The legal status of cannabis in North Korea is unclear due to the lack of sources available to the outside world. Cannabis for industrial purposes (hemp), which has a low THC, is legal and is widely used in the country for the production of consumer goods. As a result of the lack of reliable information on North Korea, myths suggesting the legal or widespread use of marijuana have been spread by some media outlets. While officially illegal, there were reports in the early 2010s that authorities often do not enforce drug laws in relation to cannabis.

According to the Narcotics Control Law of the Democratic People's Republic of Korea (2005), cannabis and hemp resin is listed in Appendix 1 Narcotics, while enantiomers and stereoisomers of THC are listed in Appendix 2 Psychoactive substances with narcotic effects.

==History==
===Early history===
Cannabis was an important crop in ancient Korea, with samples of hempen fabric discovered dating back as early as 3,000 BCE. The traditional sambe cloth is made from hemp.

===Modern accounts===
In 2010, the American NGO Open Radio for North Korea stated that their source informed them that a crackdown on meth had been announced in Hamkyungbuk-do; however, the crackdown was focused on methamphetamine, with opium and marijuana not being considered "drugs". In 2013, citing sources at NK News and Reddit, Vice News reported that cannabis was widely used and tolerated in North Korea, smoked as ipdambae (잎담배, "leaf tobacco") by the lower classes as a cheap alternative to cigarettes and to relax after a day of labor.
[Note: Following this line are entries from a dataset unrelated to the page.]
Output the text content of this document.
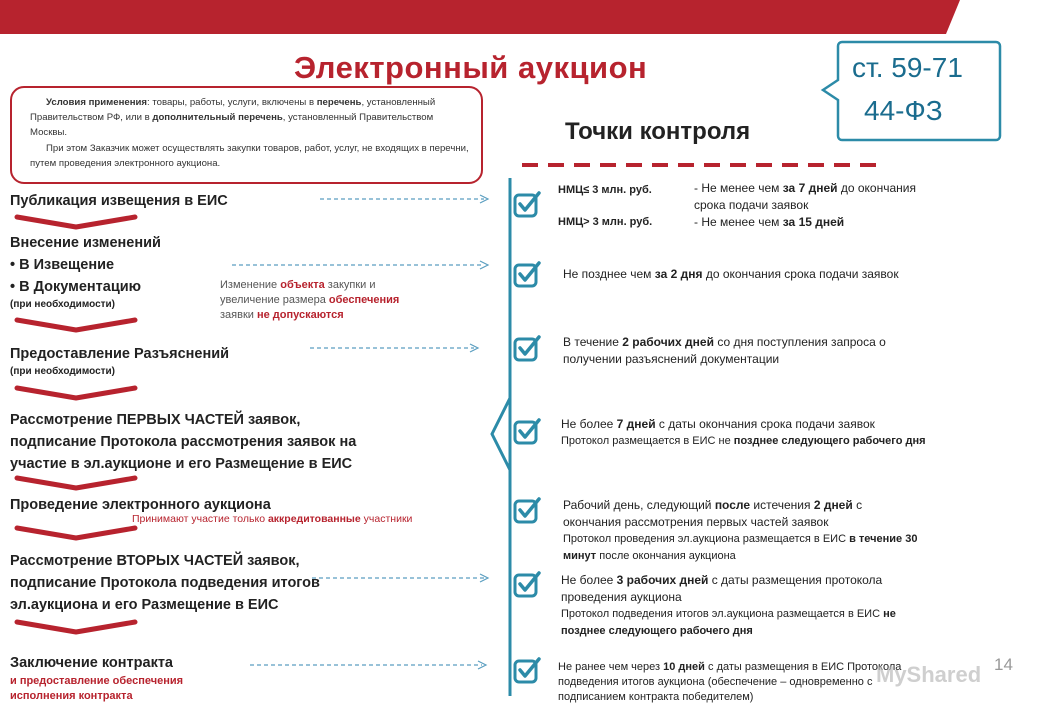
Электронный аукцион	ст. 59-71
44-ФЗ

Условия применения: товары, работы, услуги, включены в перечень, установленный Правительством РФ, или в дополнительный перечень, установленный Правительством Москвы.

При этом Заказчик может осуществлять закупки товаров, работ, услуг, не входящих в перечни, путем проведения электронного аукциона.

Точки контроля
Публикация извещения в ЕИС
Внесение изменений
• В Извещение
• В Документацию
(при необходимости)
Предоставление Разъяснений
(при необходимости)
Рассмотрение ПЕРВЫХ ЧАСТЕЙ заявок,
подписание Протокола рассмотрения заявок на
участие в эл.аукционе и его Размещение в ЕИС
Проведение электронного аукциона
Рассмотрение ВТОРЫХ ЧАСТЕЙ заявок,
подписание Протокола подведения итогов
эл.аукциона и его Размещение в ЕИС
Заключение контракта
и предоставление обеспечения
исполнения контракта
Изменение объекта закупки и
увеличение размера обеспечения
заявки не допускаются
Принимают участие только аккредитованные участники
НМЦ≤ 3 млн. руб.	- Не менее чем за 7 дней до окончания
срока подачи заявок
НМЦ> 3 млн. руб.	- Не менее чем за 15 дней
Не позднее чем за 2 дня до окончания срока подачи заявок
В течение 2 рабочих дней со дня поступления запроса о
получении разъяснений документации
Не более 7 дней с даты окончания срока подачи заявок
Протокол размещается в ЕИС не позднее следующего рабочего дня
Рабочий день, следующий после истечения 2 дней с
окончания рассмотрения первых частей заявок
Протокол проведения эл.аукциона размещается в ЕИС в течение 30
минут после окончания аукциона
Не более 3 рабочих дней с даты размещения протокола
проведения аукциона
Протокол подведения итогов эл.аукциона размещается в ЕИС не
позднее следующего рабочего дня
Не ранее чем через 10 дней с даты размещения в ЕИС Протокола
подведения итогов аукциона (обеспечение – одновременно с
подписанием контракта победителем)
MyShared 14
According to Lexi De Coning of MassRoots, it is fairly common for North Koreans to grow their own marijuana, or to simply harvest marijuana plants which grow wild across the country.

However, a reply by journalist Keegan Hamilton in a 2014 article in The Guardian sought to debunk these as rumors. He cited Matthew Reichel of the Pyongyang Project who notes that ipdambae is actually a mixture of herbs and tobacco, superficially resembling cannabis but unrelated. Cannabis is cultivated industrially, but in the form of low-THC hemp, and while some people may cultivate personal amounts of psychoactive cannabis, its use is still illegal, though it is also unlikely to be punished severely. A Swedish ambassador to North Korea said in 2017 that "there should be no doubt that drugs, including marijuana, are illegal here. One can't buy it legally and it would be a criminal offense to smoke it; expect no leniency whatsoever."